The raw, per-segment hit rate looks like 22% for A, 31% for B, and 44% for C — and on those raw numbers, C looks like the runaway winner worth reweighting the whole funnel toward.
Run it three ways. Complete pooling averages all three into a single rate near 26% and reports that for every vertical, which erases the genuine signal that B and C are running hotter than A. No pooling reports 22%, 31%, and 44% as if each were equally trustworthy, so the 60-conversion read for C drives a major budget decision on the thinnest evidence in the set.
The hierarchical model does neither.
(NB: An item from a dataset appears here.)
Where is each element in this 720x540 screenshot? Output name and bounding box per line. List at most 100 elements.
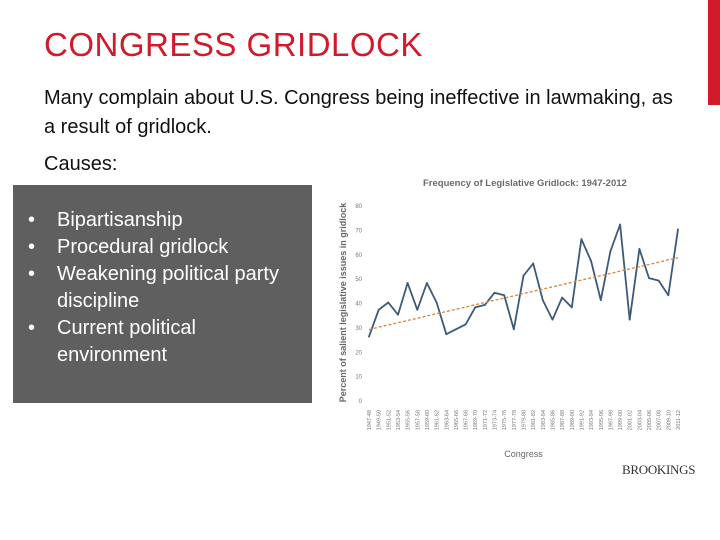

It reports A near 23% with a tight credible interval, because 800 outcomes barely need help, and it reports B near 30% with a moderate band.
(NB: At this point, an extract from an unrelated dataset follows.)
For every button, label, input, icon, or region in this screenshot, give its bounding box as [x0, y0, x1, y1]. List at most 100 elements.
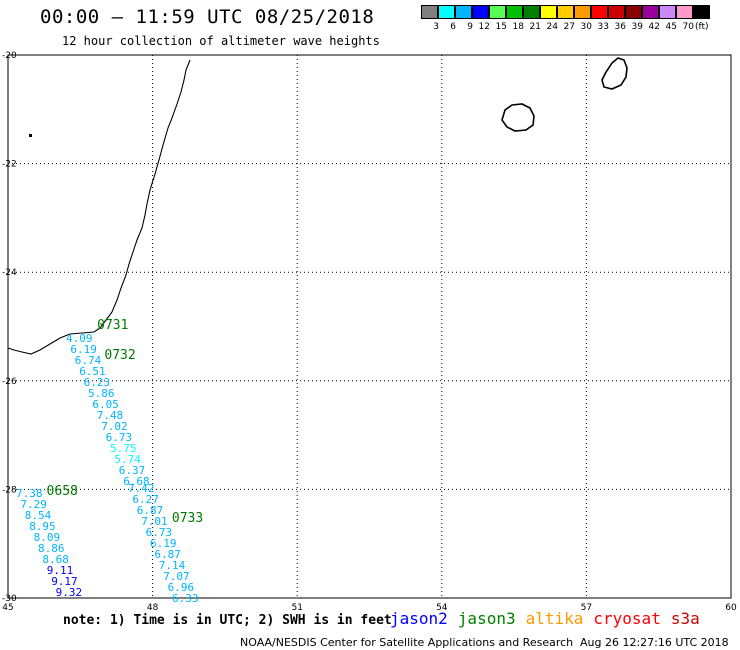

It pulls C down from the raw 44% toward roughly 33% with a wide credible interval — the model trusts the shared distribution more than 60 noisy conversions, and it tells you so by widening the band rather than hiding it. Source: Assay calibration tutorial corpus, Essay 5.
The lesson is not that C is bad. It is that C is promising but unproven, and only the hierarchical model says both halves of that sentence.
The raw read said “winner.” The honest read said “winner-shaped, at a sample size that has not earned the claim yet.” That distinction is the whole point of reading segments through a model that respects sample size.
Where this lives in the substrate
Inside Assay, this is not a notebook a data scientist runs once. It is the inference layer of the Calibration Engine.
Variations of canonical claims deploy across instrumented surfaces, outcome events flow into a unified bus, and a nightly hierarchical Bayesian model fits credible intervals per segment. Source: Assay Calibration product canon.
The output routes back to the typed knowledge layer rather than sitting in a chart. A shrunken, calibrated segment estimate becomes a proposed canon update — never an autonomous commit — that a human approves before the winning framing propagates to every downstream surface.
The credible-interval bar, filled when the sample is informative and ghosted when it is “not yet,” is the visible signature of that honesty. Source: Assay Calibration product canon.
That closes the loop the manifesto opens. Positioning stops being a static document and becomes an evidence-updating object, and the evidence is read through a model that knows your enterprise vertical and your new healthcare segment were never going to have the same sample size.
Closes / opens
Closes the LSO §F.7 calibration-tutorial cluster’s hierarchical-modeling question: when B2B segments carry wildly uneven sample sizes, complete pooling hides the small segments and no pooling trusts their noise — partial pooling sits between the two and reports an honest credible interval for each.
Opens the next question this raises — once you accept that each segment should be pulled toward the mean, exactly how much should it be pulled, and how do you choose the prior that governs that shrinkage without baking in the answer you wanted? That is its own calibration problem, and its own essay.
The raw segment read is the optimistic version of your results. The shrunken, interval-bearing read is the version you can defend in a board review — and a number that can be scored, calibrated, and checked over time is the methodology Assay is developing for the Commercial Truth Index, measuring whether the estimates a platform emits are honestly grounded.
This essay is grounded in the Assay calibration tutorial corpus (Essay 5) and the Calibration product canon. Methodology for the Commercial Truth Index is in development.